On the broken leg

….and how God used this little tibia to give me some needed reminders about my role in WonderGIRL’s world. For those of you that know our family….you know we LLLLOOOOVVVEEEE going to the Trampoline Zone. So on one fateful trip, WonderGIRL was showing off her front flip moves and cracked a bone (insert entire ER admitting staff rolling their eyes here). And although she showed us yet again how absolutely tough she is through it all….a few lessons stuck out to me that I thought I would document and share.
WG and I had been battling pretty good the last couple of months. As a typical teenager, she was pushing boundaries with us her parents and testing out her independence in some areas. As a non-typical teenager whose brain and impulse control is greatly impacted by her trauma, she was questioning the adoption and pushing us away in fear that all of this permanency stuff was really just a dream.
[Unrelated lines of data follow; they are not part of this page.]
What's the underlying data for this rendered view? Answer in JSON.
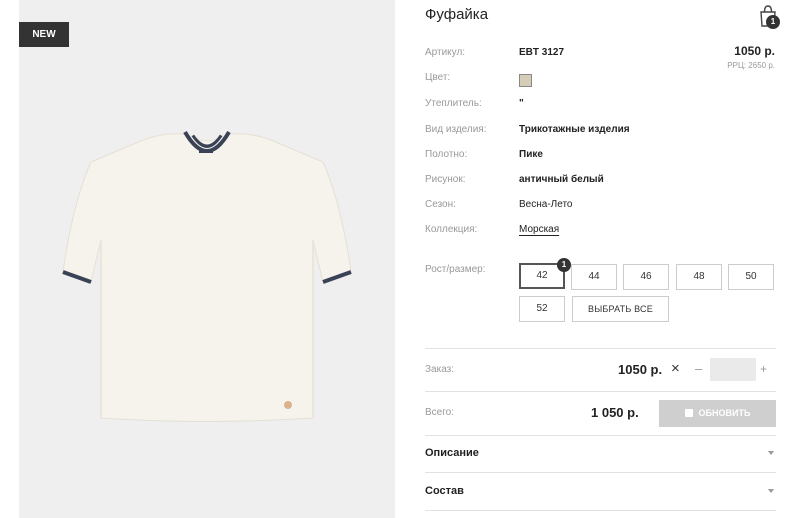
{
  "badge": {
    "new": "NEW"
  },
  "product": {
    "title": "Фуфайка",
    "price": "1050 р.",
    "rrp": "РРЦ: 2650 р."
  },
  "cart": {
    "count": "1"
  },
  "attributes": [
    {
      "label": "Артикул:",
      "value": "EBT 3127"
    },
    {
      "label": "Цвет:",
      "value": ""
    },
    {
      "label": "Утеплитель:",
      "value": "\""
    },
    {
      "label": "Вид изделия:",
      "value": "Трикотажные изделия"
    },
    {
      "label": "Полотно:",
      "value": "Пике"
    },
    {
      "label": "Рисунок:",
      "value": "античный белый"
    },
    {
      "label": "Сезон:",
      "value": "Весна-Лето"
    },
    {
      "label": "Коллекция:",
      "value": "Морская"
    }
  ],
  "sizes": {
    "label": "Рост/размер:",
    "options": [
      "42",
      "44",
      "46",
      "48",
      "50",
      "52"
    ],
    "selected": "42",
    "selected_count": "1",
    "select_all": "ВЫБРАТЬ ВСЕ"
  },
  "order": {
    "label": "Заказ:",
    "price": "1050 р.",
    "times": "×",
    "minus": "–",
    "plus": "+",
    "qty": ""
  },
  "total": {
    "label": "Всего:",
    "value": "1 050 р.",
    "update_button": "ОБНОВИТЬ"
  },
  "accordion": {
    "description": "Описание",
    "composition": "Состав"
  },
  "colors": {
    "swatch": "#d6cdb8",
    "badge_bg": "#333333"
  }
}
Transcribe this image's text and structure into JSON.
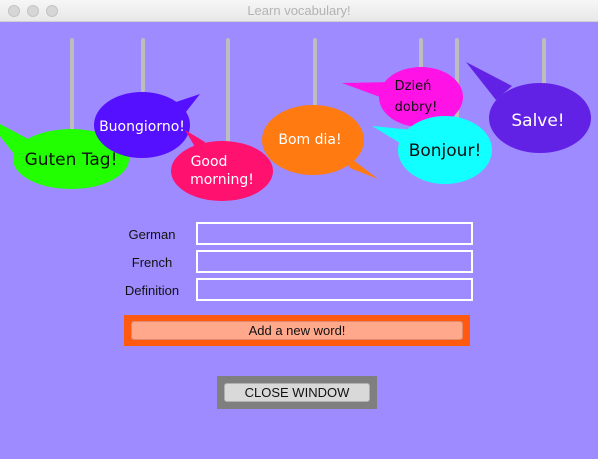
{
  "window": {
    "title": "Learn vocabulary!",
    "background_color": "#9e8bff"
  },
  "greetings": [
    {
      "text": "Guten Tag!",
      "color": "#21ff00",
      "text_color": "#111111"
    },
    {
      "text": "Buongiorno!",
      "color": "#5510ff",
      "text_color": "#ffffff"
    },
    {
      "text_line1": "Good",
      "text_line2": "morning!",
      "color": "#ff1170",
      "text_color": "#ffffff"
    },
    {
      "text": "Bom dia!",
      "color": "#ff7a10",
      "text_color": "#ffffff"
    },
    {
      "text_line1": "Dzień",
      "text_line2": "dobry!",
      "color": "#ff12e6",
      "text_color": "#111111"
    },
    {
      "text": "Bonjour!",
      "color": "#12ffff",
      "text_color": "#111111"
    },
    {
      "text": "Salve!",
      "color": "#6222e6",
      "text_color": "#ffffff"
    }
  ],
  "form": {
    "german_label": "German",
    "french_label": "French",
    "definition_label": "Definition",
    "german_value": "",
    "french_value": "",
    "definition_value": ""
  },
  "buttons": {
    "add_label": "Add a new word!",
    "add_frame_color": "#ff5a0f",
    "add_button_color": "#ffa88c",
    "close_label": "CLOSE WINDOW"
  }
}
Her nightmares of us leaving/dying/divorcing were happening nightly and her behavior aimed at creating distance between us and her.

But of course….I’m only processing all of that brilliantly and with compassion in true perfect HINDSIGHT because while I was in it…..you better believe there were more swear words than empathy in my brain regarding the lying, manipulation and defiance that triggered me day in and day out.And not that God knew that one month into being “legal parents” we would need a reminder that we are never fully in control of keeping our kiddos safe from every harm. But I am questioning whether or not HE intentionally set up a scenario where our beloved WonderGIRL grace would break her leg in order to teach me a few things…..

Some truly magic events happened immediately after the break, I bathed my child. I helped her walk. I did her hair. I picked out her clothes. Things I never got to do with her because we got her at age 11….when she could already do those things herself and where some of those things were not appropriate due to her abuse. I got to mother my child in ways and from stages that I never got to experience in real time. And during those times, her eyes lit up, she was giddy, and I fell more in love with her than I already was. It was true attachment in a way that I’m sure my education and training had told me to do in other ways before this point but I chose to ignore (insert my hubby being right about this very thing and rolling his eyes when he reads this here).

This NEED for me and my care reminded me of her NEED for this attachment, even when her biological age doesn’t call for it and even when my education and training tell me what is appropriate/inappropriate for her. This mom-tuition is real and I love that God gifted me with it to care with such amazing and vulnerable little beings.